Schill suggested I go to this one as well. Again, mostly because Schill knows the guy, but given how this is perennial problem for us as well, it couldn’t hurt to see how Flickr handles the problem.
Presenter: John Allspaw, Flickr
Traditional capacity planning: queuing theory
Some sites (e.g. Flickr) put out updates 20 times a day; timelines are much, much shorter - Release early, release often (fail early, fail often)
Why capacity planning is important - Hardware costs
Network and data storage costs money
Cloudware costs $$$ too
Too little is bad, too much is waste
Normal growth is planned, expected, projected, hoped for
Instantaneous growth are unexpected, spikes, external events, Digg effect - Slam and/or destroy your performance
Instantaneous coping - Disable heavier features on the site (Flickr builds featres with config files for quick disabling)
Aggressive caching or serve stale data
Bake dynamic pages into static ones
Capacity != performance - Making something last doesn’t make it fast
Tuning is good, just don’t count on it
Accept what performance you have, not what you want
Good capacity measurement tools - Measure and record any number you give it over time (metric collection tools; aka trending)
Easily compare metrics to any other metrics
Import/export
Examples: Cacti.net, muninprojects.linpro.no, ganglia.info, hyperic.com
Flickr uses ganglia
Related questions - How much can a server handle before it dies?
How many can we lose before we’re screwed?
How quickly can we get another server?
Need to relate the network/CPU performance to your application performance - Only real way to establish how much a given server can handle, and how many servers you might need
Benchmarking is a bit of a red herring, but can be used if you’ve no other choice
“Diagonal” scaling: vertical scaling (big, powerful) + horizontal scaling (lots of the same thing)

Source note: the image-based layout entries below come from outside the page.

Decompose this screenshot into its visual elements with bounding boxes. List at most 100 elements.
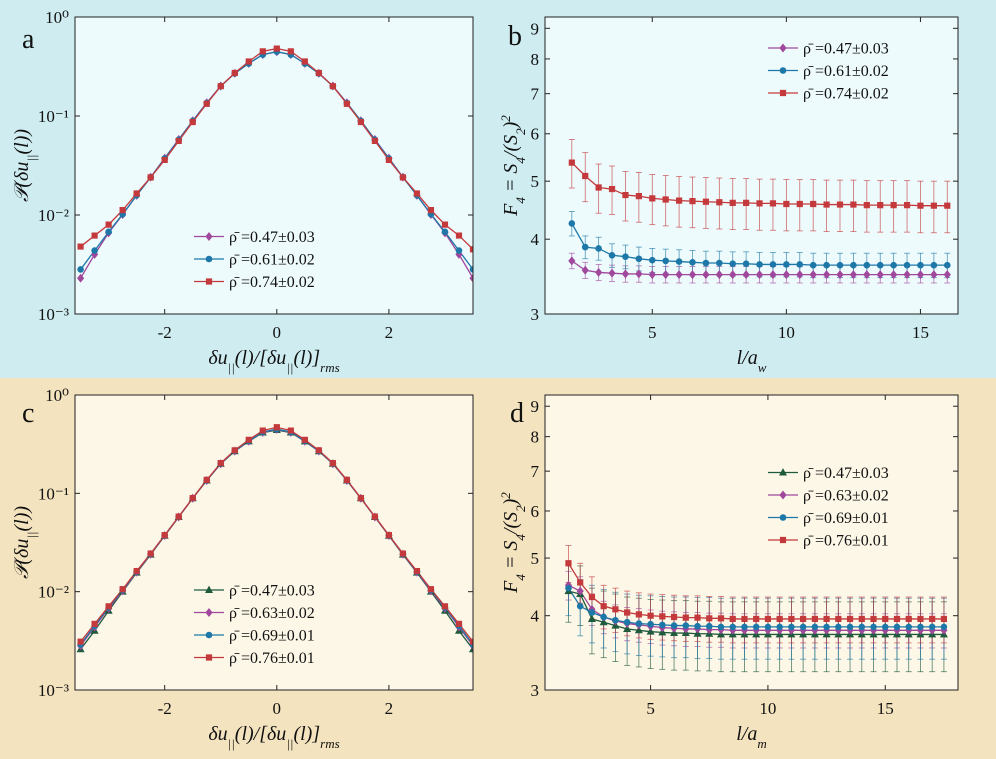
marker [858,623,866,631]
marker [796,270,804,280]
marker [835,615,842,623]
marker [930,261,938,269]
marker [133,190,140,197]
label-part: = S [500,164,522,198]
panel-letter: a [22,24,35,55]
legend-label: ρ̄ =0.47±0.03 [229,583,315,600]
marker [582,172,589,180]
axis-label: l/aw [737,347,767,375]
y-tick-label: 5 [531,172,540,191]
marker [823,623,830,631]
label-part: (l)] [293,347,320,369]
marker [568,159,575,166]
marker [756,261,763,268]
marker [930,202,937,209]
marker [893,623,901,631]
marker [917,623,924,631]
marker [175,137,182,145]
marker [694,622,701,630]
label-part: || [24,155,39,162]
label-part: || [286,736,293,751]
marker [782,270,790,280]
marker [729,623,737,631]
marker [778,468,788,476]
marker [702,270,710,280]
label-part: 2 [498,115,513,122]
label-part: = S [500,541,522,575]
marker [577,579,584,586]
y-tick-label: 10⁰ [45,8,69,27]
marker [836,270,844,280]
marker [205,255,213,263]
marker [441,228,449,236]
label-part: || [228,736,235,751]
label-part: 4 [513,574,528,581]
marker [469,246,473,253]
marker [753,615,760,623]
plot-area [545,17,958,314]
marker [836,201,844,208]
marker [595,267,603,277]
marker [635,255,643,263]
marker [729,615,736,623]
marker [659,621,666,629]
marker [622,191,629,199]
panel-letter: b [508,21,522,52]
marker [779,43,787,53]
axes-box [544,16,959,315]
marker [273,45,280,52]
axis-label: δu||(l)/[δu||(l)]rms [208,723,339,751]
marker [91,620,98,628]
label-part: (l)) [11,129,33,155]
marker [882,615,889,623]
label-part: ) [500,121,522,129]
marker [850,261,857,269]
marker [917,615,924,623]
plot-marks [77,45,473,283]
marker [147,550,154,557]
marker [343,476,350,483]
legend-label: ρ̄ =0.63±0.02 [229,605,315,622]
marker [635,193,642,200]
marker [688,270,697,280]
legend-label: ρ̄ =0.76±0.01 [229,650,315,667]
marker [675,258,683,265]
marker [662,196,669,203]
marker [930,270,938,280]
marker [647,620,654,628]
axis-label: F4 = S4/(S2)2 [498,115,528,217]
marker [357,118,364,126]
y-tick-label: 9 [531,397,540,416]
marker [315,69,322,77]
marker [648,270,656,280]
marker [835,623,842,631]
marker [259,427,266,434]
marker [581,265,589,275]
marker [890,270,898,280]
marker [147,174,154,181]
marker [581,243,589,251]
y-tick-label: 4 [531,607,540,626]
y-tick-label: 6 [531,125,540,144]
marker [588,593,596,601]
plot-area [545,395,958,690]
label-part: 𝒫(δu [11,539,33,579]
marker [576,586,584,596]
marker [468,644,473,653]
axes-box [544,394,959,691]
marker [175,513,182,520]
marker [119,207,126,214]
marker [133,567,140,575]
marker [928,623,936,631]
x-tick-label: -2 [158,323,172,342]
y-tick-label: 10⁻¹ [38,107,69,126]
marker [205,631,213,639]
marker [77,266,84,273]
marker [715,270,723,280]
marker [623,624,632,632]
marker [706,615,713,622]
label-part: rms [320,736,340,751]
y-tick-label: 9 [531,19,540,38]
marker [741,623,748,631]
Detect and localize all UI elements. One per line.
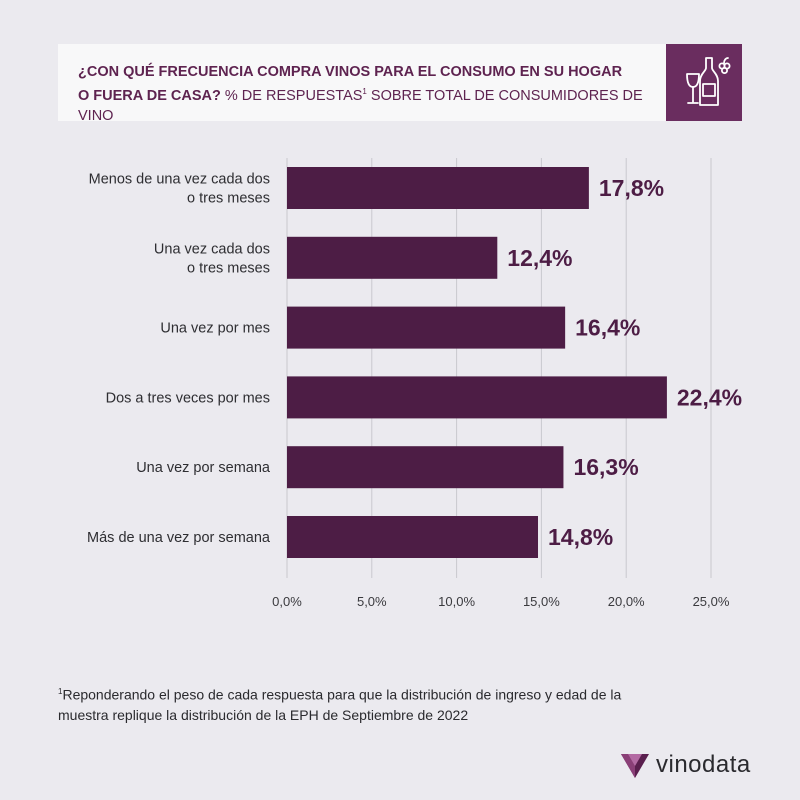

Flickr went from old, slower machines to new, faster machines — less of them that did more
Use Common Sense (TM) - pay attention to the right metrics (many of them are irrelevant or misleading, but it might not be the one that shows where/how a server died)
Review graphs constantly (weekly, hourly, seasonally)
Complex simulation/modelling rarely worth the time and effort - Better to put it into production and see what happens
“I’ve got a stack of napkins and a pen, and I’m not afraid to use ’em!”
Tuning and weaking will never gain you excess capacity